Capital infusion, especially without any equity expansion as would happen if funds were raised through a preference share issue, could lead to a re-rating of the stock. Besides, the stock market loves a turnaround story. Share price gains in most such cases would be attractive. Invest with a one/two-year perspective.
Legacy costs
Banks have generally had a good time, with robust business growth over the past twelve months. That is true for Dena Bank as well. Its business growth has been impressive and non-performing assets declining steadily. The bank does not, however, have anything to show in terms of profit growth. In the half-year ended September 2005, it reported huge losses. The loss underscores the difficult period the bank had to go through over the past few years because of unrecoverable loans. In the half-year ended September 2005, the portfolio of government securities proved to be a bane for most banks. They had to contend with a decline in profit from sale of investments and charges to reflect the depreciation in the value of government securities. Most banks were able to lower the charge for unrecoverable loans. That cushioned the impact of the rise in interest rates on government securities, which reduced their value. Dena Bank still had to provide a hefty Rs 15 crore for non-performing assets.
Bad to better
Dena Bank's balance-sheet is, however, now largely clean and shareholders can hope for better days. The gross advances growth has been more or less in line with that of the banking industry, which has been growing at about 30 per cent. In addition, there has been a marginal increase in the net interest margin (the difference in the rate at which money is borrowed and lent). Improvement in volume growth accompanied by rising margins is a recipe for increase in profits. In the half-year ended September 2005, operating profit did grow by 45 per cent. Over the next six months, the reported financial performance would acquire sheen even without such improvement. In the six months period ended March 2005, the bank made provisions for Rs 241 crore. The `other income' too was low at about Rs 124 crore. Also, banks had to contend with issues such as wage arrears. Without such burdens, the performance in the half-year ended March 2006 is bound to be impressive on a relative basis.
Capital constraints
So with the short-term outlook so bright, why is the stock market not taking note? It is probably due to capital constraints. Dena Bank's capital adequacy was about 9.3 per cent at end-September 2005 and government holding at 51 per cent. A public offer of equity is, therefore, ruled out.
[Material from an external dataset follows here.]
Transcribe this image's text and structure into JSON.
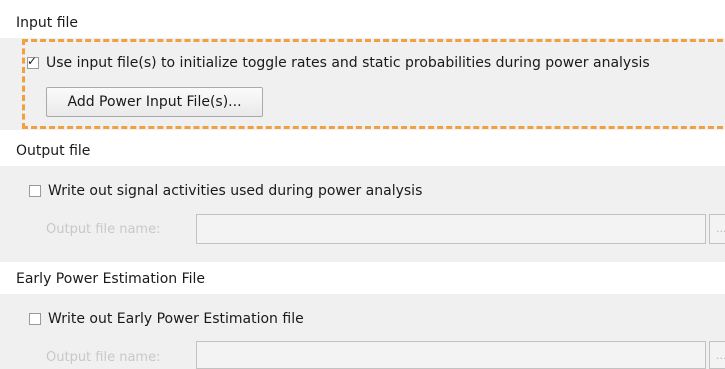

If laws were not amended to allow banks to mobilise funds through the preference share route, their businesses would come to a standstill. Considering that amendments to crucial pieces of legislation have often run into trouble, only risk-seeking investors would buy the stock. With a Standing Committee of Parliament in favour of such an amendment, the prospects for public sector banks such as Dena Bank have brightened. Investors now have a chance to take positions before the proposal becomes law. The stock is also attractively valued. The price-to-book ratio is only about one. Any dividend is unlikely over the next six months. Still, even with a paltry return on asset of about one per cent, the dividend the following financial year could be about a rupee per share. That would work to a dividend yield of 3.2 per cent on the present market price. In addition, the returns could be even better if Dena Bank were to squeeze out a return on asset of about 1.25 per cent. Apart from a delay in amendments to banking laws, there are other risks. If a merger is put through between Dena Bank and another public sector bank before the banking laws are amended, the returns to shareholders may be limited. In addition, if there is a sharp spike in interest rates in the next three months, bank stocks may languish. The probability of these risks materialising now seem small and an investment in the stock can be considered.